The first threshold value tested is the midpoint of the `lower`

(0.5) and `upper`

(1) parameter values, which here is 0.75. The coverage of this credible set is too high (\(>0.9\)) and so a smaller threshold value is tested, the midpoint of the `lower`

parameter value (0.5) and the previously tried threshold value (0.75). This credible set has a coverage that is too low, and so a higher threshold value is tested, and so on.

In this example we see that a much smaller threshold value is required to obtain a credible set with 90% corrected coverage of the causal variant, containing only 4 variants. In the standard Bayesian approach, the threshold value of 90% leads to over-coverage.
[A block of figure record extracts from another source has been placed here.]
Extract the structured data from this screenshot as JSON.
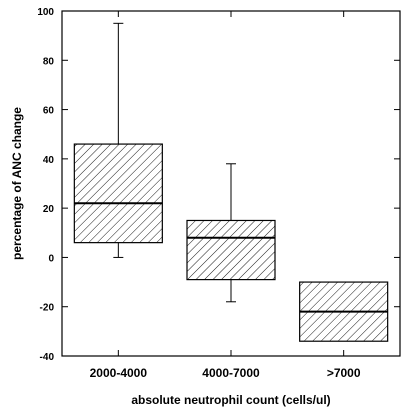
{
  "chart_data": {
    "type": "box",
    "xlabel": "absolute neutrophil count (cells/ul)",
    "ylabel": "percentage of ANC change",
    "ylim": [
      -40,
      100
    ],
    "yticks": [
      -40,
      -20,
      0,
      20,
      40,
      60,
      80,
      100
    ],
    "categories": [
      "2000-4000",
      "4000-7000",
      ">7000"
    ],
    "boxes": [
      {
        "category": "2000-4000",
        "whisker_low": 0,
        "q1": 6,
        "median": 22,
        "q3": 46,
        "whisker_high": 95
      },
      {
        "category": "4000-7000",
        "whisker_low": -18,
        "q1": -9,
        "median": 8,
        "q3": 15,
        "whisker_high": 38
      },
      {
        "category": ">7000",
        "whisker_low": -34,
        "q1": -34,
        "median": -22,
        "q3": -10,
        "whisker_high": -10
      }
    ],
    "fill": "diagonal hatch",
    "grid": false
  }
}
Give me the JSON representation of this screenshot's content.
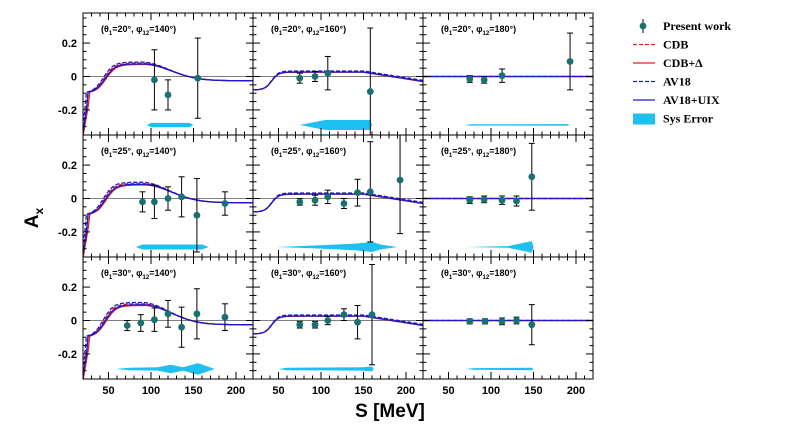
{
  "chart_data": {
    "type": "scatter",
    "xlabel": "S [MeV]",
    "ylabel": "A",
    "ylabel_subscript": "x",
    "xlim": [
      20,
      220
    ],
    "ylim": [
      -0.35,
      0.38
    ],
    "x_ticks": [
      50,
      100,
      150,
      200
    ],
    "y_ticks": [
      -0.2,
      0,
      0.2
    ],
    "x_tick_labels": [
      "50",
      "100",
      "150",
      "200"
    ],
    "y_tick_labels": [
      "-0.2",
      "0",
      "0.2"
    ],
    "legend": [
      {
        "name": "Present work",
        "style": "marker",
        "color": "#1a7070"
      },
      {
        "name": "CDB",
        "style": "dashed",
        "color": "#e02020"
      },
      {
        "name": "CDB+Δ",
        "style": "solid",
        "color": "#e02020"
      },
      {
        "name": "AV18",
        "style": "dashed",
        "color": "#1a1acc"
      },
      {
        "name": "AV18+UIX",
        "style": "solid",
        "color": "#1a1acc"
      },
      {
        "name": "Sys Error",
        "style": "fill",
        "color": "#1ec0f0"
      }
    ],
    "panels": [
      {
        "row": 0,
        "col": 0,
        "theta": "20",
        "phi": "140",
        "label_pre": "(θ",
        "label_mid": "=20°, φ",
        "label_post": "=140°)",
        "points": [
          {
            "x": 104,
            "y": -0.02,
            "err": 0.18
          },
          {
            "x": 120,
            "y": -0.11,
            "err": 0.09
          },
          {
            "x": 155,
            "y": -0.01,
            "err": 0.24
          }
        ],
        "sys": [
          [
            95,
            0.0
          ],
          [
            100,
            0.025
          ],
          [
            145,
            0.025
          ],
          [
            150,
            0.0
          ]
        ],
        "curves": {
          "type": "hump",
          "amp": 0.08
        }
      },
      {
        "row": 0,
        "col": 1,
        "theta": "20",
        "phi": "160",
        "label_pre": "(θ",
        "label_mid": "=20°, φ",
        "label_post": "=160°)",
        "points": [
          {
            "x": 75,
            "y": -0.01,
            "err": 0.03
          },
          {
            "x": 93,
            "y": 0.0,
            "err": 0.03
          },
          {
            "x": 108,
            "y": 0.02,
            "err": 0.1
          },
          {
            "x": 158,
            "y": -0.09,
            "err": 0.38
          }
        ],
        "sys": [
          [
            75,
            0.0
          ],
          [
            80,
            0.01
          ],
          [
            105,
            0.06
          ],
          [
            150,
            0.06
          ],
          [
            158,
            0.06
          ],
          [
            160,
            0.0
          ]
        ],
        "curves": {
          "type": "flat",
          "amp": 0.03
        }
      },
      {
        "row": 0,
        "col": 2,
        "theta": "20",
        "phi": "180",
        "label_pre": "(θ",
        "label_mid": "=20°, φ",
        "label_post": "=180°)",
        "points": [
          {
            "x": 75,
            "y": -0.015,
            "err": 0.02
          },
          {
            "x": 92,
            "y": -0.02,
            "err": 0.02
          },
          {
            "x": 113,
            "y": 0.005,
            "err": 0.04
          },
          {
            "x": 193,
            "y": 0.09,
            "err": 0.17
          }
        ],
        "sys": [
          [
            70,
            0.0
          ],
          [
            75,
            0.008
          ],
          [
            190,
            0.01
          ],
          [
            193,
            0.0
          ]
        ],
        "curves": {
          "type": "zero",
          "amp": 0.0
        }
      },
      {
        "row": 1,
        "col": 0,
        "theta": "25",
        "phi": "140",
        "label_pre": "(θ",
        "label_mid": "=25°, φ",
        "label_post": "=140°)",
        "points": [
          {
            "x": 90,
            "y": -0.02,
            "err": 0.06
          },
          {
            "x": 104,
            "y": -0.02,
            "err": 0.1
          },
          {
            "x": 120,
            "y": 0.0,
            "err": 0.07
          },
          {
            "x": 136,
            "y": 0.01,
            "err": 0.12
          },
          {
            "x": 154,
            "y": -0.1,
            "err": 0.22
          },
          {
            "x": 187,
            "y": -0.03,
            "err": 0.07
          }
        ],
        "sys": [
          [
            82,
            0.0
          ],
          [
            90,
            0.03
          ],
          [
            160,
            0.03
          ],
          [
            168,
            0.0
          ]
        ],
        "curves": {
          "type": "hump",
          "amp": 0.09
        }
      },
      {
        "row": 1,
        "col": 1,
        "theta": "25",
        "phi": "160",
        "label_pre": "(θ",
        "label_mid": "=25°, φ",
        "label_post": "=160°)",
        "points": [
          {
            "x": 75,
            "y": -0.02,
            "err": 0.02
          },
          {
            "x": 93,
            "y": -0.01,
            "err": 0.03
          },
          {
            "x": 108,
            "y": 0.01,
            "err": 0.04
          },
          {
            "x": 127,
            "y": -0.03,
            "err": 0.03
          },
          {
            "x": 143,
            "y": 0.035,
            "err": 0.08
          },
          {
            "x": 158,
            "y": 0.04,
            "err": 0.3
          },
          {
            "x": 193,
            "y": 0.11,
            "err": 0.32
          }
        ],
        "sys": [
          [
            48,
            0.0
          ],
          [
            100,
            0.02
          ],
          [
            140,
            0.04
          ],
          [
            160,
            0.06
          ],
          [
            170,
            0.03
          ],
          [
            190,
            0.0
          ]
        ],
        "curves": {
          "type": "flat",
          "amp": 0.03
        }
      },
      {
        "row": 1,
        "col": 2,
        "theta": "25",
        "phi": "180",
        "label_pre": "(θ",
        "label_mid": "=25°, φ",
        "label_post": "=180°)",
        "points": [
          {
            "x": 75,
            "y": -0.01,
            "err": 0.02
          },
          {
            "x": 92,
            "y": -0.005,
            "err": 0.02
          },
          {
            "x": 113,
            "y": -0.01,
            "err": 0.025
          },
          {
            "x": 130,
            "y": -0.015,
            "err": 0.03
          },
          {
            "x": 148,
            "y": 0.13,
            "err": 0.2
          }
        ],
        "sys": [
          [
            70,
            0.0
          ],
          [
            120,
            0.01
          ],
          [
            148,
            0.07
          ],
          [
            150,
            0.0
          ]
        ],
        "curves": {
          "type": "zero",
          "amp": 0.0
        }
      },
      {
        "row": 2,
        "col": 0,
        "theta": "30",
        "phi": "140",
        "label_pre": "(θ",
        "label_mid": "=30°, φ",
        "label_post": "=140°)",
        "points": [
          {
            "x": 72,
            "y": -0.03,
            "err": 0.03
          },
          {
            "x": 88,
            "y": -0.015,
            "err": 0.05
          },
          {
            "x": 104,
            "y": 0.005,
            "err": 0.07
          },
          {
            "x": 120,
            "y": 0.04,
            "err": 0.08
          },
          {
            "x": 136,
            "y": -0.04,
            "err": 0.12
          },
          {
            "x": 154,
            "y": 0.04,
            "err": 0.15
          },
          {
            "x": 187,
            "y": 0.02,
            "err": 0.08
          }
        ],
        "sys": [
          [
            58,
            0.0
          ],
          [
            75,
            0.015
          ],
          [
            108,
            0.02
          ],
          [
            123,
            0.05
          ],
          [
            138,
            0.02
          ],
          [
            155,
            0.07
          ],
          [
            175,
            0.0
          ]
        ],
        "curves": {
          "type": "hump",
          "amp": 0.1
        }
      },
      {
        "row": 2,
        "col": 1,
        "theta": "30",
        "phi": "160",
        "label_pre": "(θ",
        "label_mid": "=30°, φ",
        "label_post": "=160°)",
        "points": [
          {
            "x": 75,
            "y": -0.025,
            "err": 0.02
          },
          {
            "x": 93,
            "y": -0.025,
            "err": 0.02
          },
          {
            "x": 108,
            "y": 0.0,
            "err": 0.025
          },
          {
            "x": 127,
            "y": 0.035,
            "err": 0.035
          },
          {
            "x": 143,
            "y": -0.01,
            "err": 0.1
          },
          {
            "x": 160,
            "y": 0.035,
            "err": 0.3
          }
        ],
        "sys": [
          [
            50,
            0.0
          ],
          [
            60,
            0.015
          ],
          [
            150,
            0.02
          ],
          [
            160,
            0.03
          ],
          [
            162,
            0.0
          ]
        ],
        "curves": {
          "type": "flat",
          "amp": 0.03
        }
      },
      {
        "row": 2,
        "col": 2,
        "theta": "30",
        "phi": "180",
        "label_pre": "(θ",
        "label_mid": "=30°, φ",
        "label_post": "=180°)",
        "points": [
          {
            "x": 75,
            "y": -0.005,
            "err": 0.015
          },
          {
            "x": 93,
            "y": -0.005,
            "err": 0.015
          },
          {
            "x": 113,
            "y": -0.005,
            "err": 0.02
          },
          {
            "x": 130,
            "y": 0.0,
            "err": 0.02
          },
          {
            "x": 148,
            "y": -0.025,
            "err": 0.12
          }
        ],
        "sys": [
          [
            70,
            0.0
          ],
          [
            80,
            0.01
          ],
          [
            148,
            0.015
          ],
          [
            150,
            0.0
          ]
        ],
        "curves": {
          "type": "zero",
          "amp": 0.0
        }
      }
    ]
  }
}
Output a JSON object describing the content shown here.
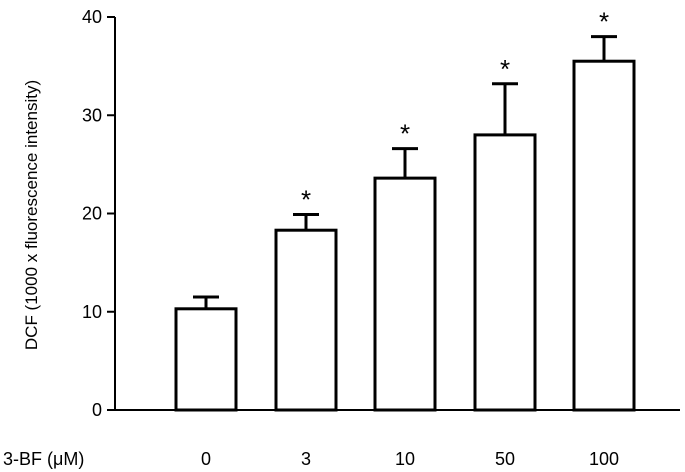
{
  "chart_data": {
    "type": "bar",
    "title": "",
    "xlabel": "3-BF (μM)",
    "ylabel": "DCF (1000 x fluorescence intensity)",
    "categories": [
      "0",
      "3",
      "10",
      "50",
      "100"
    ],
    "values": [
      10.3,
      18.3,
      23.6,
      28.0,
      35.5
    ],
    "errors": [
      1.2,
      1.6,
      3.0,
      5.2,
      2.5
    ],
    "significance": [
      "",
      "*",
      "*",
      "*",
      "*"
    ],
    "ylim": [
      0,
      40
    ],
    "yticks": [
      0,
      10,
      20,
      30,
      40
    ],
    "grid": false,
    "bar_fill": "#ffffff",
    "bar_stroke": "#000000"
  }
}
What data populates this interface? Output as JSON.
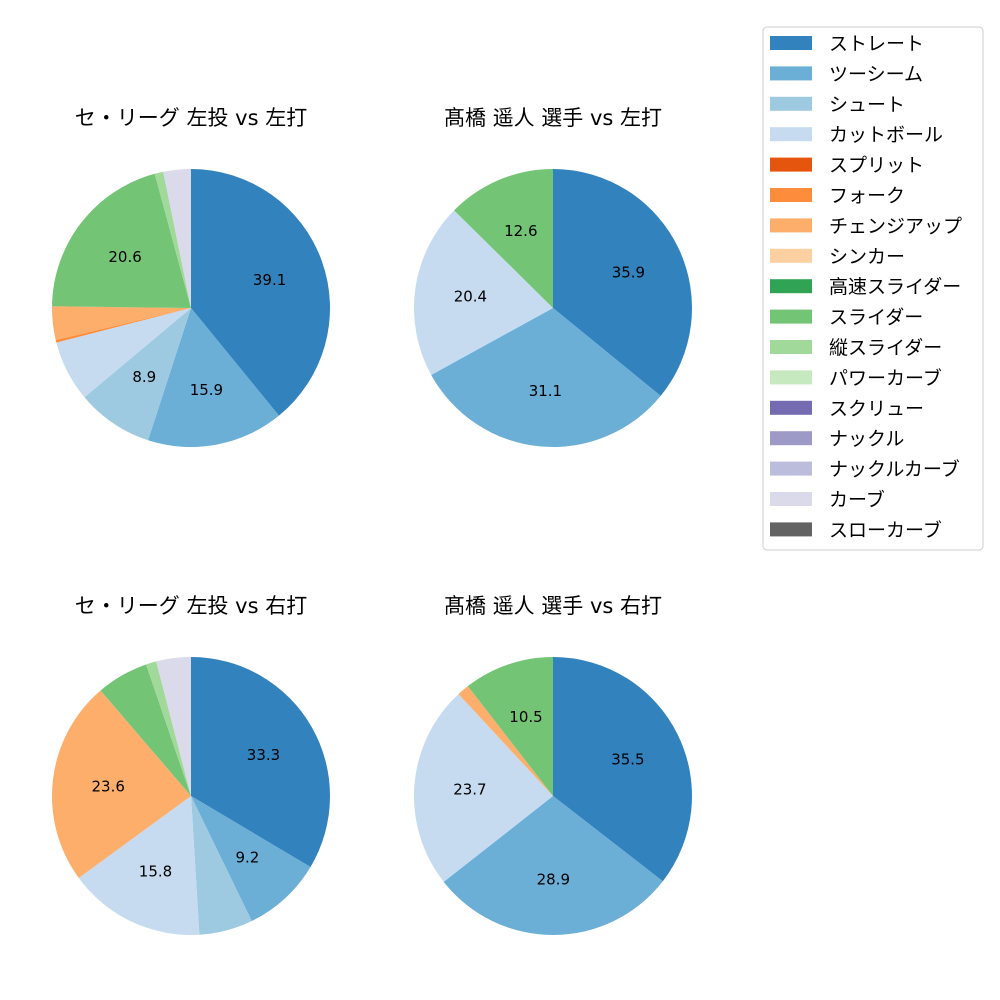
{
  "chart_data": {
    "legend": {
      "placement": "right",
      "items": [
        {
          "name": "ストレート",
          "color": "#3182bd"
        },
        {
          "name": "ツーシーム",
          "color": "#6baed6"
        },
        {
          "name": "シュート",
          "color": "#9ecae1"
        },
        {
          "name": "カットボール",
          "color": "#c6dbef"
        },
        {
          "name": "スプリット",
          "color": "#e6550d"
        },
        {
          "name": "フォーク",
          "color": "#fd8d3c"
        },
        {
          "name": "チェンジアップ",
          "color": "#fdae6b"
        },
        {
          "name": "シンカー",
          "color": "#fdd0a2"
        },
        {
          "name": "高速スライダー",
          "color": "#31a354"
        },
        {
          "name": "スライダー",
          "color": "#74c476"
        },
        {
          "name": "縦スライダー",
          "color": "#a1d99b"
        },
        {
          "name": "パワーカーブ",
          "color": "#c7e9c0"
        },
        {
          "name": "スクリュー",
          "color": "#756bb1"
        },
        {
          "name": "ナックル",
          "color": "#9e9ac8"
        },
        {
          "name": "ナックルカーブ",
          "color": "#bcbddc"
        },
        {
          "name": "カーブ",
          "color": "#dadaeb"
        },
        {
          "name": "スローカーブ",
          "color": "#636363"
        }
      ]
    },
    "charts": [
      {
        "type": "pie",
        "title": "セ・リーグ 左投 vs 左打",
        "slices": [
          {
            "category": "ストレート",
            "value": 39.1,
            "label": "39.1"
          },
          {
            "category": "ツーシーム",
            "value": 15.9,
            "label": "15.9"
          },
          {
            "category": "シュート",
            "value": 8.9,
            "label": "8.9"
          },
          {
            "category": "カットボール",
            "value": 7.1,
            "label": ""
          },
          {
            "category": "フォーク",
            "value": 0.3,
            "label": ""
          },
          {
            "category": "チェンジアップ",
            "value": 3.9,
            "label": ""
          },
          {
            "category": "スライダー",
            "value": 20.6,
            "label": "20.6"
          },
          {
            "category": "縦スライダー",
            "value": 1.0,
            "label": ""
          },
          {
            "category": "カーブ",
            "value": 3.2,
            "label": ""
          }
        ]
      },
      {
        "type": "pie",
        "title": "髙橋 遥人 選手 vs 左打",
        "slices": [
          {
            "category": "ストレート",
            "value": 35.9,
            "label": "35.9"
          },
          {
            "category": "ツーシーム",
            "value": 31.1,
            "label": "31.1"
          },
          {
            "category": "カットボール",
            "value": 20.4,
            "label": "20.4"
          },
          {
            "category": "スライダー",
            "value": 12.6,
            "label": "12.6"
          }
        ]
      },
      {
        "type": "pie",
        "title": "セ・リーグ 左投 vs 右打",
        "slices": [
          {
            "category": "ストレート",
            "value": 33.3,
            "label": "33.3"
          },
          {
            "category": "ツーシーム",
            "value": 9.2,
            "label": "9.2"
          },
          {
            "category": "シュート",
            "value": 6.2,
            "label": ""
          },
          {
            "category": "カットボール",
            "value": 15.8,
            "label": "15.8"
          },
          {
            "category": "チェンジアップ",
            "value": 23.6,
            "label": "23.6"
          },
          {
            "category": "スライダー",
            "value": 6.0,
            "label": ""
          },
          {
            "category": "縦スライダー",
            "value": 1.2,
            "label": ""
          },
          {
            "category": "カーブ",
            "value": 4.0,
            "label": ""
          }
        ]
      },
      {
        "type": "pie",
        "title": "髙橋 遥人 選手 vs 右打",
        "slices": [
          {
            "category": "ストレート",
            "value": 35.5,
            "label": "35.5"
          },
          {
            "category": "ツーシーム",
            "value": 28.9,
            "label": "28.9"
          },
          {
            "category": "カットボール",
            "value": 23.7,
            "label": "23.7"
          },
          {
            "category": "チェンジアップ",
            "value": 1.4,
            "label": ""
          },
          {
            "category": "スライダー",
            "value": 10.5,
            "label": "10.5"
          }
        ]
      }
    ]
  }
}
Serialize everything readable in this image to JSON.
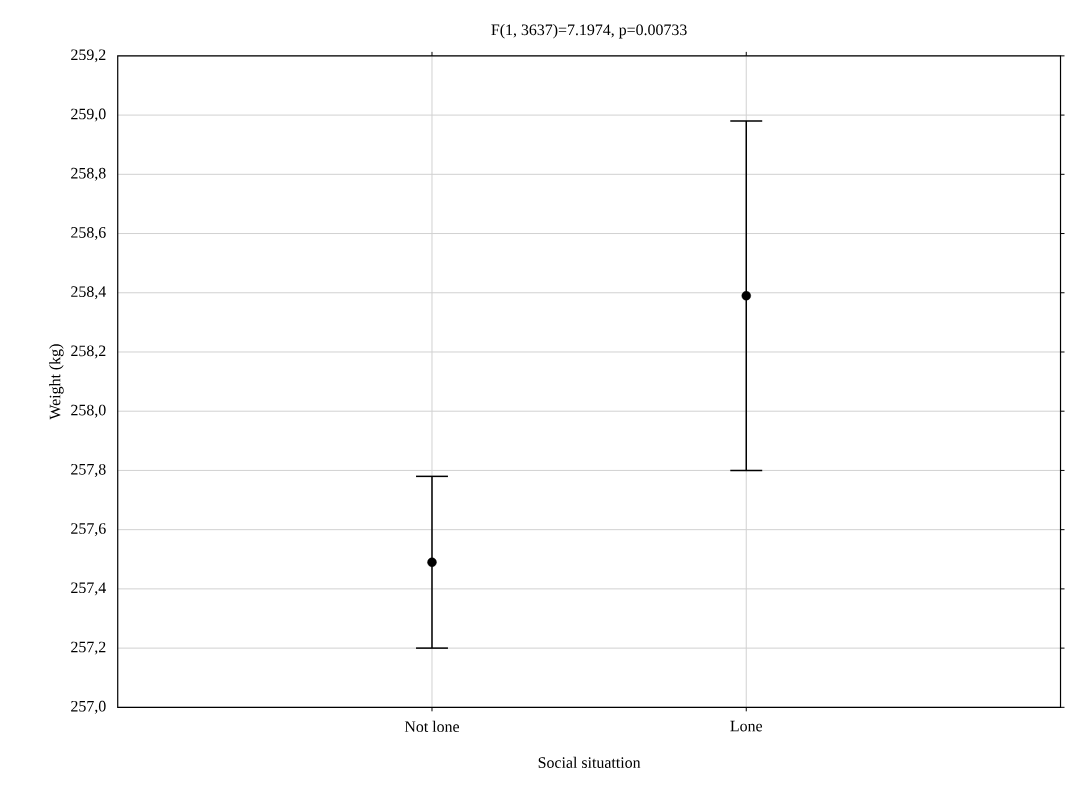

Finally, we can compare this coverage estimate of the corrected credible set to an empirical estimate of the true coverage.

```
new.cs.sims <- apply(pps, 1, function(x) credset(x, CV = iCV, thr = res$req.thr)$cov)
true.cov.est2 <- mean(new.cs.sims)
```

Original 90% credible set:

```
df1 <- data.frame(claimed.cov = round(cs$claimed.cov, 3), corr.cov = round(corrcov, 3), true.cov = round(true.cov.est, 3), nvar = cs$nvar)
print(df1, row.names = FALSE)
```

```
## claimed.cov corr.cov true.cov nvar
## 0.931 0.967 0.97 9
```

New 90% credible set:

```
df2 <- data.frame(claimed.cov = round(res$size, 3), corr.cov = round(res$corr.cov, 3), true.cov = round(true.cov.est2, 3), nvar = length(res$credset))
print(df2, row.names = FALSE)
```

```
## claimed.cov corr.cov true.cov nvar
## 0.734 0.902 0.9 4
```

This vignette has shown how the `corrcoverage`

R package can be used to improve the resolution of a credible set from Bayesian genetic fine-mapping, without the use of any additional data.